(Pictured: Bryan Adams hangs out backstage, circa 1985.)
Here’s a chart from CILQ, an album-rock station in Toronto, dated May 18, 1985. There are some pretty familiar albums listed, and they contain songs that haven’t been off the radio since 1985: “Everybody Wants to Rule the World,” “Summer of ’69,” “I Want to Know What Love Is,” “Dancing in the Dark,” “The Boys of Summer.” And there’s also the stuff on the flip:
Strange Animal by Gowan (#4) and 2wo by Strange Advance (#15) are Canadian releases, which would help satisfy the government regulation that stations like CILQ must air a certain percentage of Canadian content each week. (So would the Bryan Adams album Reckless, sitting at #7.) Strange Animal contains “A Criminal Mind” and “(You’re a) Strange Animal,” both hit singles in Canada that got practically no action in the States. If either or both of them put you in mind of Styx, you won’t be surprised to learn that Lawrence Gowan has been a member of Styx since 1999. “We Run,” the big single from 2wo, is a lot easier to imagine on American radio circa 1985 than either of the Gowan singles.
Canadian content regulations would also have been satisfied by “Tears Are Not Enough,” a track from the We Are the World album (#3), which sounds pretty much exactly like “We Are the World.” Credited to Northern Lights, all of the prominent Canadians you can name are on it, from Adams, Gordon Lightfoot, and Anne Murray to Neil Young, Joni Mitchell, and Geddy Lee. Also on the album: a live recording of “Trapped” by Bruce Springsteen and the E Street Band, “4 the Tears in Your Eyes” by Prince (who thereby supported the USA for Africa benefit without appearing on “We Are the World”), and a live recording of “Trouble in Paradise” by Huey Lewis and the News.
Phil Collins is riding high on the chart with No Jacket Required (#2), but he’s also on Eric Clapton’s Behind the Sun (#10).
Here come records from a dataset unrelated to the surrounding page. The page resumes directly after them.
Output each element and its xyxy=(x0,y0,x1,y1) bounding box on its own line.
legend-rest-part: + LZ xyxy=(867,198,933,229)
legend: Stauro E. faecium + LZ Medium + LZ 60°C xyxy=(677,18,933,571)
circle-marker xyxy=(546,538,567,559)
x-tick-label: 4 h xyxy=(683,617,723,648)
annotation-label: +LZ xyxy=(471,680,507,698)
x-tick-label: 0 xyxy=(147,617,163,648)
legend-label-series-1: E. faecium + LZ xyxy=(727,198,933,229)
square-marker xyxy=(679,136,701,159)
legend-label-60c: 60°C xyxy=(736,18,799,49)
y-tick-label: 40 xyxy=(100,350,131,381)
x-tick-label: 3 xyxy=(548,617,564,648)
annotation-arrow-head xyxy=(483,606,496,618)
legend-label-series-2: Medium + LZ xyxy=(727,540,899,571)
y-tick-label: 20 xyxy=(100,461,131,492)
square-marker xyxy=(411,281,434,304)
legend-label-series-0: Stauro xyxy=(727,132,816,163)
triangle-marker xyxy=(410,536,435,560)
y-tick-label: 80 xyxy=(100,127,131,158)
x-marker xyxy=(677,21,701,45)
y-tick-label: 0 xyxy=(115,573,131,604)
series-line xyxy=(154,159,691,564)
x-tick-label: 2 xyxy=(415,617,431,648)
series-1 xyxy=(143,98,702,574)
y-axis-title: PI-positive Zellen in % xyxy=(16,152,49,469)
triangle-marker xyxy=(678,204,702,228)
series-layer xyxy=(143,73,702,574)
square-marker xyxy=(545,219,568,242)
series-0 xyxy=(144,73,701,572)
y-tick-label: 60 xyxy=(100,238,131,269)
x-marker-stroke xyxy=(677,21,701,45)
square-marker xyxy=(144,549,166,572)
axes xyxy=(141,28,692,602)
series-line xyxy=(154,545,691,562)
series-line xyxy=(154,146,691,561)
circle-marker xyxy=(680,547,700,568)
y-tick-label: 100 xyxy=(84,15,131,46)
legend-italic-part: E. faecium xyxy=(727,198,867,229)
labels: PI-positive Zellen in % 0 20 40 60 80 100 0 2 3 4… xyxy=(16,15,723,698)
The album is sometimes described as a collaboration between Clapton and Collins, which strikes me as not entirely accurate. Phil is one of four listed producers and is credited as a musician on six of the 11 tracks, as well as co-writer on one. The lone single on the album, “Forever Man,” is nothing special.
Van Morrison, like the shark that has to keep swimming or it will die, is on the chart with his 15th album, A Sense of Wonder (#17). As big a Van fan as I am, his mid-80s albums blur all together. This is the one with the poets: he name-checks Arthur Rimbaud (on “Tore Down a la Rimbaud”) and got sued by the estate of W. B. Yeats for setting one of Yeats’ poems, Crazy Jane on God, to music. (The recording was withdrawn in 1985 but restored on the 2008 reissue.)
Two EPs are on the CILQ chart. David Lee Roth’s Crazy From the Heat (#6) contains four tracks, including the hit singles “California Girls” and “Just a Gigolo/I Ain’t Got Nobody.” I didn’t like “California Girls” at all until it dawned on me that Diamond Dave is doing parodies rather than covers. U2’s The Unforgettable Fire is listed on the CILQ chart as a mini-LP (#19); as best I can tell, it was a Canadian-only release with three tracks that were unavailable on the full-length release of The Unforgettable Fire, as well as one live track and a remix. If you know anything about it, please tell the whole class in the comments.
If I had to pick one album from this chart to listen to right now, start to finish, it would be John Fogerty’s Centerfield (#5). I am not sure why this album doesn’t get more love when people are listing the best albums of the 80s. Maybe it’s because it sounds like something that could have come out in 1974. But the three singles still sound great, as does the nostalgic “I Saw It on TV.”
In the summer of 1985, I was program director of a Top 40 station, and it was glorious. I’m not listening to much of this music nowadays, but I could never forget how it sounded.
A sort of affirmative action for music. I visited Canada several times as a teen in the 70’s. The radio was god-awful. I didn’t know why until much later.
I have an Austrian-released 5-song Single/EP called The Unforgettable Fire. Tracks are 1. The Three Sunrises 2. The Unforgettable Fire (sounds like the original to me) 3. A Sort of Homecoming (Live) 4. Love Comes Tumbling 5. Bass Trap. Don’t know how similar to/different from the Canadian release this is.
Fun fact: Some of Bryan Adams’ recordings don’t count as Canadian content. The critera is a mix of songwriter/artist/place recorded in, and much of Adams’ work is recorded overseas with non-Canadian cowriters.